0

I've got double foreach loop. Script takes urls from one file and tries to find it in html code of pages from another file. Of course that reading so many pages is pretty hard for server so I want to optimize script but how can I do it?

Here is the code:

<?php
$sites_raw = file('https://earnmoneysafe.com/script/sites.txt');
$sites = array_map('trim', $sites_raw);
$urls_raw = file('https://earnmoneysafe.com/script/4toiskatj.txt');
$urls = array_map('trim', $urls_raw);

function file_get_contents_curl($url) {
    $ch = curl_init();
    $config['useragent'] = 'Mozilla/5.0 (Windows NT 6.2; WOW64; rv:17.0) Gecko/20100101 Firefox/17.0';

    curl_setopt($curl, CURLOPT_USERAGENT, $config['useragent']);
    curl_setopt($ch, CURLOPT_AUTOREFERER, TRUE);
    curl_setopt($ch, CURLOPT_HEADER, 0);
    curl_setopt($ch, CURLOPT_RETURNTRANSFER, 1);
    curl_setopt($ch, CURLOPT_URL, $url);
    curl_setopt($ch, CURLOPT_FOLLOWLOCATION, TRUE);       

    $data = curl_exec($ch);
    curl_close($ch);

    return $data;
}

foreach ($sites as $site){
    $homepage = file_get_contents_curl($site);
    foreach ($urls as $url){
        $needle   = $url;
        if (strpos($homepage, $needle) !== false) {
            echo 'true';
        }
    }
}
?>

  • 1
    You could use `curl_multi_exec()` to fetch all the URLs in parallel. – Barmar Feb 06 '23 at 17:11
  • 1
    FYI, if you're using `trim()` to remove the newlines, you can do that automatically with the `FILE_IGNORE_NEW_LINES` flag to the `file()` function. – Barmar Feb 06 '23 at 17:12
  • @Barmar I'm newbie with cUrl. I tried to do it with cUrl but got 403 from every page – Stack Stack Feb 06 '23 at 17:13
  • I can't see why the same request would return an error from `curl` but would work with `file_get_contents()`. Did you use the same user agent? Post your curl attempt. – Barmar Feb 06 '23 at 17:15
  • @Barmar posted cUrl attempt – Stack Stack Feb 06 '23 at 17:21
  • You probably need to set the user agent: https://stackoverflow.com/questions/17801094/php-curl-how-to-add-the-user-agent-value-or-overcome-the-servers-blocking-curl-r – Barmar Feb 06 '23 at 17:24
  • @Barmar yeah, problem was with user agent but some url still are not avaliable such as https://www.si.com/showcase/nutrition/best-weight-loss-programs – Stack Stack Feb 06 '23 at 17:33
  • 1
    Different sites use different techniques to prevent web scraping. They might be using a cookie. – Barmar Feb 06 '23 at 17:35
  • @Barmar OK. So I edited the code (change `file_get_contents()` to cUrl). But script still is too slow and gives `Request Timeout` error. How can I use `curl_multi_exec()`? Can you write an answer please? – Stack Stack Feb 06 '23 at 17:53

2 Answers2

1

Use curl_multi_exec() to fetch all the URLs in parallel.

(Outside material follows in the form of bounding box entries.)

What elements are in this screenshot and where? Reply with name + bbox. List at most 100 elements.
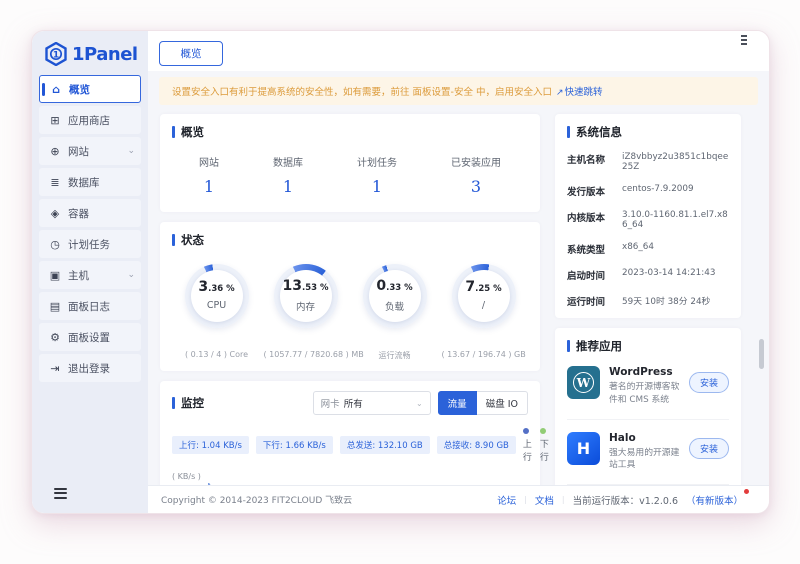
appstore-icon: ⊞ [50,113,60,127]
container-icon: ◈ [50,206,60,220]
vertical-scrollbar-thumb[interactable] [759,339,764,369]
gauge-cpu: 3.36 % CPU ( 0.13 / 4 ) Core [175,264,259,361]
system-info-title: 系统信息 [567,124,729,140]
disk-io-tab-button[interactable]: 磁盘 IO [476,391,528,415]
new-version-dot [744,488,749,494]
sidebar-item-label: 计划任务 [68,238,110,251]
schedule-icon: ◷ [50,237,60,251]
sidebar-item-host[interactable]: ▣ 主机 ⌄ [39,261,141,289]
chevron-down-icon: ⌄ [127,146,135,156]
status-card: 状态 3.36 % CPU ( 0.13 / 4 ) Core [160,222,540,371]
tab-bar: 概览 [148,31,769,71]
sidebar-item-label: 网站 [68,145,89,158]
tab-overview[interactable]: 概览 [159,41,223,66]
sidebar-item-container[interactable]: ◈ 容器 [39,199,141,227]
brand-logo-icon: 1 [45,42,67,66]
sidebar-item-label: 退出登录 [68,362,110,375]
cpu-gauge-ring: 3.36 % CPU [184,264,249,328]
recommended-apps-card: 推荐应用 W WordPress 著名的开源博客软件和 CMS 系统 安装 H [555,328,741,510]
system-info-card: 系统信息 主机名称 iZ8vbbyz2u3851c1bqee25Z 发行版本 c… [555,114,741,318]
footer: Copyright © 2014-2023 FIT2CLOUD 飞致云 论坛 |… [148,485,769,513]
stat-databases[interactable]: 数据库 1 [273,158,303,196]
disk-gauge-ring: 7.25 % / [451,264,516,328]
sidebar-item-label: 面板设置 [68,331,110,344]
docs-link[interactable]: 文档 [534,495,554,507]
logs-icon: ▤ [49,299,61,313]
settings-icon: ⚙ [50,330,60,344]
sidebar-item-label: 容器 [68,207,89,220]
traffic-tags: 上行: 1.04 KB/s 下行: 1.66 KB/s 总发送: 132.10 … [172,427,549,463]
stat-installed-apps[interactable]: 已安装应用 3 [451,158,501,196]
status-card-title: 状态 [172,232,528,248]
sidebar-item-website[interactable]: ⊕ 网站 ⌄ [39,137,141,165]
svg-text:1: 1 [53,51,59,61]
globe-icon: ⊕ [50,144,60,158]
monitor-toggle-group: 流量 磁盘 IO [437,391,528,415]
sidebar-item-database[interactable]: ≣ 数据库 [39,168,141,196]
halo-icon: H [567,431,600,465]
sysinfo-row-boot-time: 启动时间 2023-03-14 14:21:43 [567,268,716,282]
content: 概览 网站 1 数据库 1 计划任务 [148,105,769,510]
stat-websites[interactable]: 网站 1 [199,158,219,196]
app-row-halo[interactable]: H Halo 强大易用的开源建站工具 安装 [567,420,729,485]
brand-name: 1Panel [72,43,138,65]
total-sent-tag: 总发送: 132.10 GB [339,436,430,454]
quick-jump-link[interactable]: ↗快速跳转 [555,87,603,98]
down-rate-tag: 下行: 1.66 KB/s [255,436,333,454]
sysinfo-row-kernel: 内核版本 3.10.0-1160.81.1.el7.x86_64 [567,210,728,230]
main-area: 概览 设置安全入口有利于提高系统的安全性，如有需要，前往 面板设置-安全 中，启… [148,31,769,513]
stat-cronjobs[interactable]: 计划任务 1 [357,158,397,196]
sysinfo-row-uptime: 运行时间 59天 10时 38分 24秒 [567,297,711,308]
copyright-text: Copyright © 2014-2023 FIT2CLOUD 飞致云 [161,496,353,506]
traffic-tab-button[interactable]: 流量 [437,391,477,415]
chevron-down-icon: ⌄ [415,398,423,408]
overview-stats: 网站 1 数据库 1 计划任务 1 [172,154,528,196]
overview-card: 概览 网站 1 数据库 1 计划任务 [160,114,540,212]
monitor-card-title: 监控 [172,395,204,411]
sidebar-item-label: 应用商店 [68,114,110,127]
security-banner: 设置安全入口有利于提高系统的安全性，如有需要，前往 面板设置-安全 中，启用安全… [159,77,758,105]
recommended-apps-title: 推荐应用 [567,338,729,354]
sidebar-item-panel-logs[interactable]: ▤ 面板日志 [39,292,141,320]
database-icon: ≣ [50,175,60,189]
memory-gauge-ring: 13.53 % 内存 [273,264,338,328]
sidebar-item-overview[interactable]: ⌂ 概览 [39,75,141,103]
down-dot-icon [539,428,546,434]
up-rate-tag: 上行: 1.04 KB/s [172,436,249,454]
total-received-tag: 总接收: 8.90 GB [436,436,516,454]
sidebar-item-label: 面板日志 [68,300,110,313]
host-icon: ▣ [49,268,61,282]
forum-link[interactable]: 论坛 [497,495,517,507]
app-window: 1 1Panel ⌂ 概览 ⊞ 应用商店 ⊕ 网站 ⌄ [31,30,770,514]
install-halo-button[interactable]: 安装 [688,437,729,459]
app-row-wordpress[interactable]: W WordPress 著名的开源博客软件和 CMS 系统 安装 [567,354,729,420]
gauge-disk: 7.25 % / ( 13.67 / 196.74 ) GB [442,264,526,361]
home-icon: ⌂ [52,82,60,96]
sysinfo-row-hostname: 主机名称 iZ8vbbyz2u3851c1bqee25Z [567,152,729,172]
sidebar-item-appstore[interactable]: ⊞ 应用商店 [39,106,141,134]
version-text: 当前运行版本：v1.2.0.6 [572,495,678,507]
sidebar-item-label: 概览 [69,83,90,96]
legend-down[interactable]: 下行 [539,427,549,463]
wordpress-icon: W [567,366,600,399]
sidebar-item-cronjob[interactable]: ◷ 计划任务 [39,230,141,258]
legend-up[interactable]: 上行 [522,427,532,463]
jump-icon: ↗ [555,88,564,98]
overview-card-title: 概览 [172,124,528,140]
logout-icon: ⇥ [50,361,60,375]
scrollbar-stripes [741,35,747,47]
sysinfo-row-release: 发行版本 centos-7.9.2009 [567,184,694,198]
gauge-memory: 13.53 % 内存 ( 1057.77 / 7820.68 ) MB [264,264,364,361]
left-column: 概览 网站 1 数据库 1 计划任务 [160,114,549,510]
sidebar-item-logout[interactable]: ⇥ 退出登录 [39,354,141,382]
sysinfo-row-arch: 系统类型 x86_64 [567,242,654,256]
up-dot-icon [522,428,529,434]
collapse-sidebar-button[interactable] [54,487,67,502]
chevron-down-icon: ⌄ [127,270,135,280]
sidebar-menu: ⌂ 概览 ⊞ 应用商店 ⊕ 网站 ⌄ ≣ 数据库 ◈ 容 [32,75,148,382]
new-version-link[interactable]: （有新版本） [686,488,749,507]
install-wordpress-button[interactable]: 安装 [688,372,729,393]
network-card-select[interactable]: 网卡 所有 ⌄ [312,391,431,415]
sidebar-item-panel-settings[interactable]: ⚙ 面板设置 [39,323,141,351]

$urls = file('https://earnmoneysafe.com/script/4toiskatj.txt', FILE_IGNORE_NEW_LINES);
$sites = file('https://earnmoneysafe.com/script/sites.txt', FILE_IGNORE_NEW_LINES);
foreach ($sites as $site) {
    $curl_handles[$site] = get_curl($site);
}
$mh = curl_multi_init();
foreach ($curl_handles as $ch) {
    curl_multi_add_handle($mh, $ch);
}

do {
    $mrc = curl_multi_exec($mh, $active);
} while ($mrc == CURLM_CALL_MULTI_PERFORM);

foreach ($curl_handles as $site => $ch) {
    $homepage = curl_multi_getcontent($ch);
    foreach ($urls as $needle) {
        if (strpos($homepage, $needle) !== false) {
            echo 'true';
        }
    }
    curl_multi_remove_handle($mh, $ch);
}

curl_multi_close($mh);
    
function get_curl($url) {
    $ch = curl_init();
    $config['useragent'] = 'Mozilla/5.0 (Windows NT 6.2; WOW64; rv:17.0) Gecko/20100101 Firefox/17.0';

    curl_setopt($ch, CURLOPT_USERAGENT, $config['useragent']); // edited  
    curl_setopt($ch, CURLOPT_AUTOREFERER, TRUE);
    curl_setopt($ch, CURLOPT_HEADER, 0);
    curl_setopt($ch, CURLOPT_RETURNTRANSFER, 1);
    curl_setopt($ch, CURLOPT_URL, $url);
    curl_setopt($ch, CURLOPT_FOLLOWLOCATION, TRUE);       

    return $ch;
}
Barmar
  • 741,623
  • 53
  • 500
  • 612
0

I think this, This code is cleaner

<?php

const SITES_URL = 'https://earnmoneysafe.com/script/sites.txt';
const URLS_URL = 'https://earnmoneysafe.com/script/4toiskatj.txt';

function readFileLines($url) {
    $file_contents = file_get_contents($url);
    $lines = explode("\n", $file_contents);
    $filtered_lines = array_filter($lines, function($line) {
        return !empty(trim($line));
    });

    return $filtered_lines;
}

function checkSiteUrls($site, $urls) {
    $homepage = file_get_contents($site);
    foreach ($urls as $url) {
        if (strpos($homepage, $url) !== false) {
            echo 'true';
        }
    }
}

$sites = readFileLines(SITES_URL);
$urls = readFileLines(URLS_URL);

foreach ($sites as $site) {
    checkSiteUrls($site, $urls);
}

?>